PHUKET: The National Disaster Warning Center (NDWC), at 3am this morning, canceled the tsunami alert (not ‘warning’) that had been put in place as a result of an undersea earthquake off the west coast of Sumatra at 12:37am.
Director Somsak Khaosuwan told the Phuket Gazette this morning, “The warning was canceled at about 3am as the predicted time for a tsunami to strike the coast at 1:30am had passed.”
The United States Geological Survey (USGS) recorded the earthquake as 7.3 magnitude, occurring 423 kilometers southwest of Banda Aceh, on Sumatra, and an estimated 950km west of Kuala Lumpur.

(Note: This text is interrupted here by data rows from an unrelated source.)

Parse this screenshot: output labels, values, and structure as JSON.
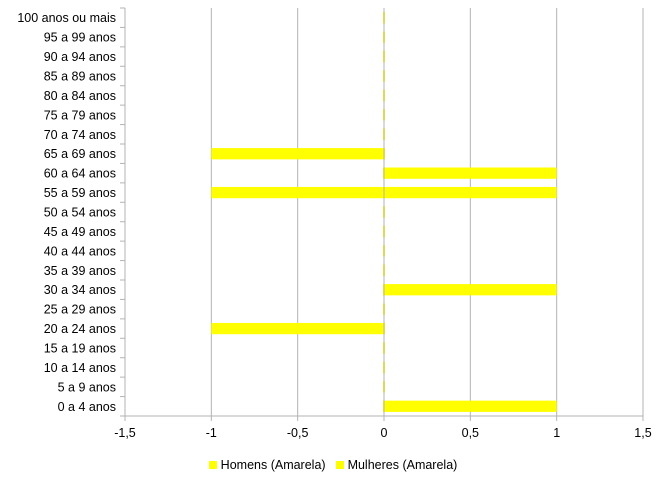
{
  "chart_data": {
    "type": "bar",
    "orientation": "horizontal",
    "stacked": true,
    "categories": [
      "0 a 4 anos",
      "5 a 9 anos",
      "10 a 14 anos",
      "15 a 19 anos",
      "20 a 24 anos",
      "25 a 29 anos",
      "30 a 34 anos",
      "35 a 39 anos",
      "40 a 44 anos",
      "45 a 49 anos",
      "50 a 54 anos",
      "55 a 59 anos",
      "60 a 64 anos",
      "65 a 69 anos",
      "70 a 74 anos",
      "75 a 79 anos",
      "80 a 84 anos",
      "85 a 89 anos",
      "90 a 94 anos",
      "95 a 99 anos",
      "100 anos ou mais"
    ],
    "series": [
      {
        "name": "Homens (Amarela)",
        "color": "#ffff00",
        "values": [
          0,
          0,
          0,
          0,
          -1,
          0,
          0,
          0,
          0,
          0,
          0,
          -1,
          0,
          -1,
          0,
          0,
          0,
          0,
          0,
          0,
          0
        ]
      },
      {
        "name": "Mulheres (Amarela)",
        "color": "#ffff00",
        "values": [
          1,
          0,
          0,
          0,
          0,
          0,
          1,
          0,
          0,
          0,
          0,
          1,
          1,
          0,
          0,
          0,
          0,
          0,
          0,
          0,
          0
        ]
      }
    ],
    "xlim": [
      -1.5,
      1.5
    ],
    "xticks": [
      "-1,5",
      "-1",
      "-0,5",
      "0",
      "0,5",
      "1",
      "1,5"
    ],
    "grid": true,
    "legend_position": "bottom"
  }
}
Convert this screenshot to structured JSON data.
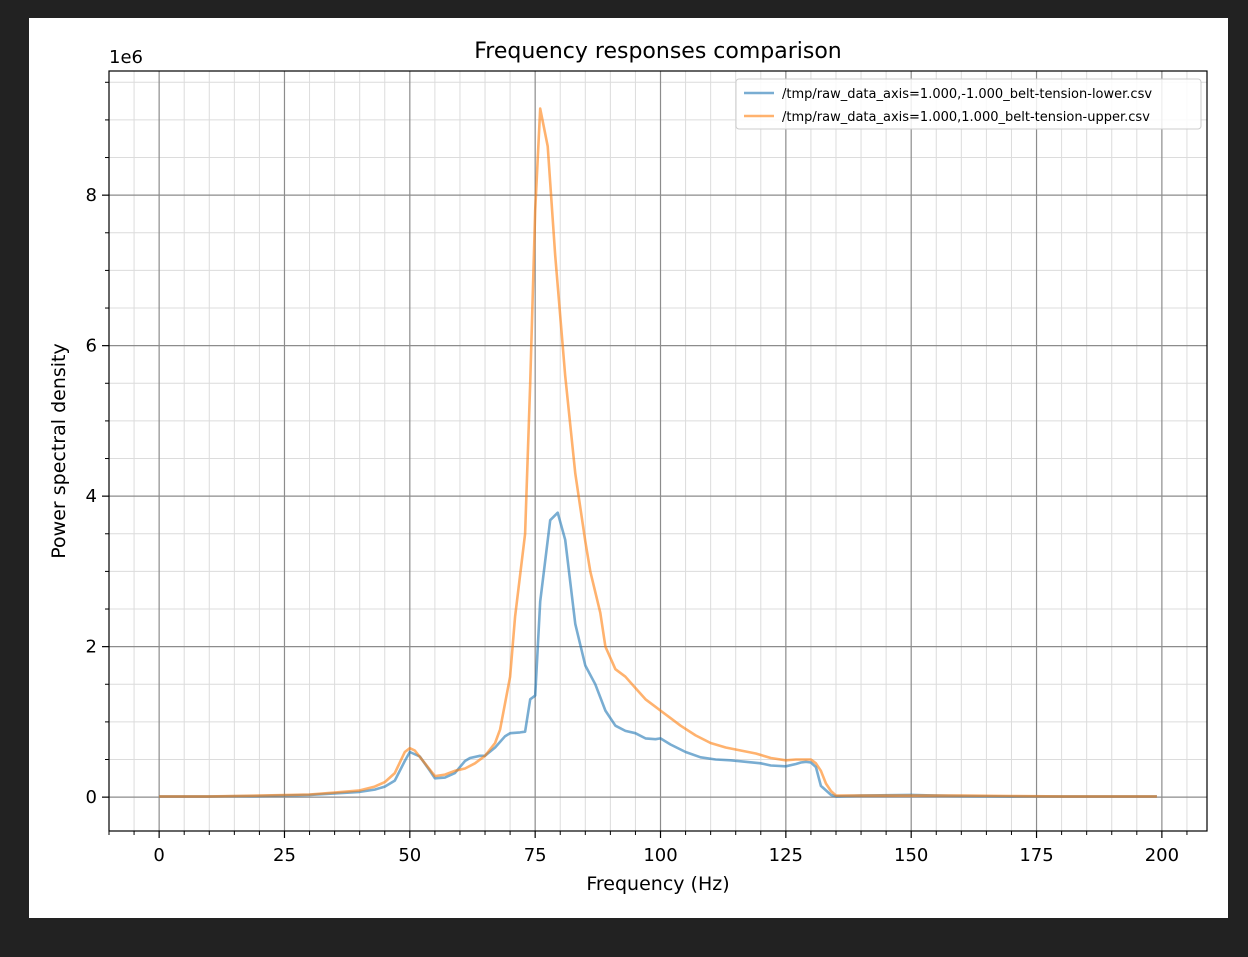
{
  "chart_data": {
    "type": "line",
    "title": "Frequency responses comparison",
    "xlabel": "Frequency (Hz)",
    "ylabel": "Power spectral density",
    "y_offset_text": "1e6",
    "xlim": [
      -10,
      209
    ],
    "ylim": [
      -0.45,
      9.65
    ],
    "y_scale_factor": 1000000,
    "xticks": [
      0,
      25,
      50,
      75,
      100,
      125,
      150,
      175,
      200
    ],
    "xtick_labels": [
      "0",
      "25",
      "50",
      "75",
      "100",
      "125",
      "150",
      "175",
      "200"
    ],
    "yticks": [
      0,
      2,
      4,
      6,
      8
    ],
    "ytick_labels": [
      "0",
      "2",
      "4",
      "6",
      "8"
    ],
    "x_minor_step": 5,
    "y_minor_step": 0.5,
    "grid": true,
    "legend_position": "upper right",
    "series": [
      {
        "name": "/tmp/raw_data_axis=1.000,-1.000_belt-tension-lower.csv",
        "color": "#1f77b4",
        "x": [
          0,
          10,
          20,
          30,
          35,
          40,
          43,
          45,
          47,
          49,
          50,
          52,
          54,
          55,
          57,
          59,
          61,
          62,
          64,
          65,
          67,
          69,
          70,
          72,
          73,
          74,
          75,
          76,
          78,
          79.5,
          81,
          83,
          85,
          87,
          89,
          91,
          93,
          95,
          97,
          99,
          100,
          102,
          105,
          108,
          111,
          114,
          117,
          120,
          122,
          125,
          127,
          128,
          129,
          130,
          131,
          132,
          134,
          135,
          140,
          150,
          155,
          160,
          170,
          180,
          190,
          199
        ],
        "y": [
          0.01,
          0.01,
          0.015,
          0.03,
          0.05,
          0.07,
          0.1,
          0.14,
          0.22,
          0.48,
          0.6,
          0.54,
          0.35,
          0.25,
          0.26,
          0.32,
          0.48,
          0.52,
          0.55,
          0.55,
          0.66,
          0.81,
          0.85,
          0.86,
          0.87,
          1.3,
          1.35,
          2.6,
          3.68,
          3.78,
          3.42,
          2.3,
          1.75,
          1.5,
          1.15,
          0.95,
          0.88,
          0.85,
          0.78,
          0.77,
          0.78,
          0.7,
          0.6,
          0.53,
          0.5,
          0.49,
          0.47,
          0.45,
          0.42,
          0.41,
          0.44,
          0.46,
          0.47,
          0.46,
          0.4,
          0.15,
          0.03,
          0.01,
          0.02,
          0.03,
          0.02,
          0.015,
          0.01,
          0.01,
          0.01,
          0.01
        ]
      },
      {
        "name": "/tmp/raw_data_axis=1.000,1.000_belt-tension-upper.csv",
        "color": "#ff7f0e",
        "x": [
          0,
          10,
          20,
          30,
          35,
          40,
          43,
          45,
          47,
          49,
          50,
          51,
          53,
          55,
          57,
          59,
          61,
          63,
          65,
          67,
          68,
          70,
          71,
          73,
          74,
          75,
          76,
          77.5,
          79,
          81,
          83,
          85,
          86,
          88,
          89,
          91,
          93,
          95,
          97,
          99,
          100,
          102,
          104,
          107,
          110,
          113,
          116,
          119,
          122,
          125,
          127,
          129,
          130,
          131,
          132,
          133,
          134,
          135,
          140,
          150,
          160,
          170,
          180,
          190,
          199
        ],
        "y": [
          0.01,
          0.01,
          0.02,
          0.035,
          0.06,
          0.09,
          0.14,
          0.2,
          0.32,
          0.6,
          0.65,
          0.62,
          0.45,
          0.28,
          0.3,
          0.35,
          0.38,
          0.45,
          0.55,
          0.72,
          0.9,
          1.6,
          2.4,
          3.5,
          5.5,
          7.8,
          9.15,
          8.65,
          7.2,
          5.6,
          4.3,
          3.4,
          3.0,
          2.45,
          2.0,
          1.7,
          1.6,
          1.45,
          1.3,
          1.2,
          1.15,
          1.05,
          0.95,
          0.82,
          0.72,
          0.66,
          0.62,
          0.58,
          0.52,
          0.49,
          0.5,
          0.5,
          0.5,
          0.45,
          0.35,
          0.18,
          0.08,
          0.02,
          0.02,
          0.02,
          0.02,
          0.015,
          0.01,
          0.01,
          0.01
        ]
      }
    ]
  }
}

The USGS released a report explaining that the earthquake had been caused by a strike-slip fault, meaning two tectonic plates moving sideways past each other.
The Indo-Australia plate moving north at a speed of 52 millimeters a year past the Sunda plate causes friction and occasionally earthquakes, the USGS reported.
San Jantharawong, chief of the Department of Disaster Prevention and Mitigation (DDPM) Phuket office, told the Gazette:
“After we received the alert from the NDWC, weclosely monitored the situation in case we needed to sound the tsunami warning [sirens in the towers].It would have sparked chaos if we immediately sounded the warning without firstconfirming with the NDWC that a warning was to be issued.”
DDPM chief San said he also took the opportunity to check with the NDWC that the tsunami-waring system was fully operational.
“They confirmed that it was and that they conduct regular tests,” he said.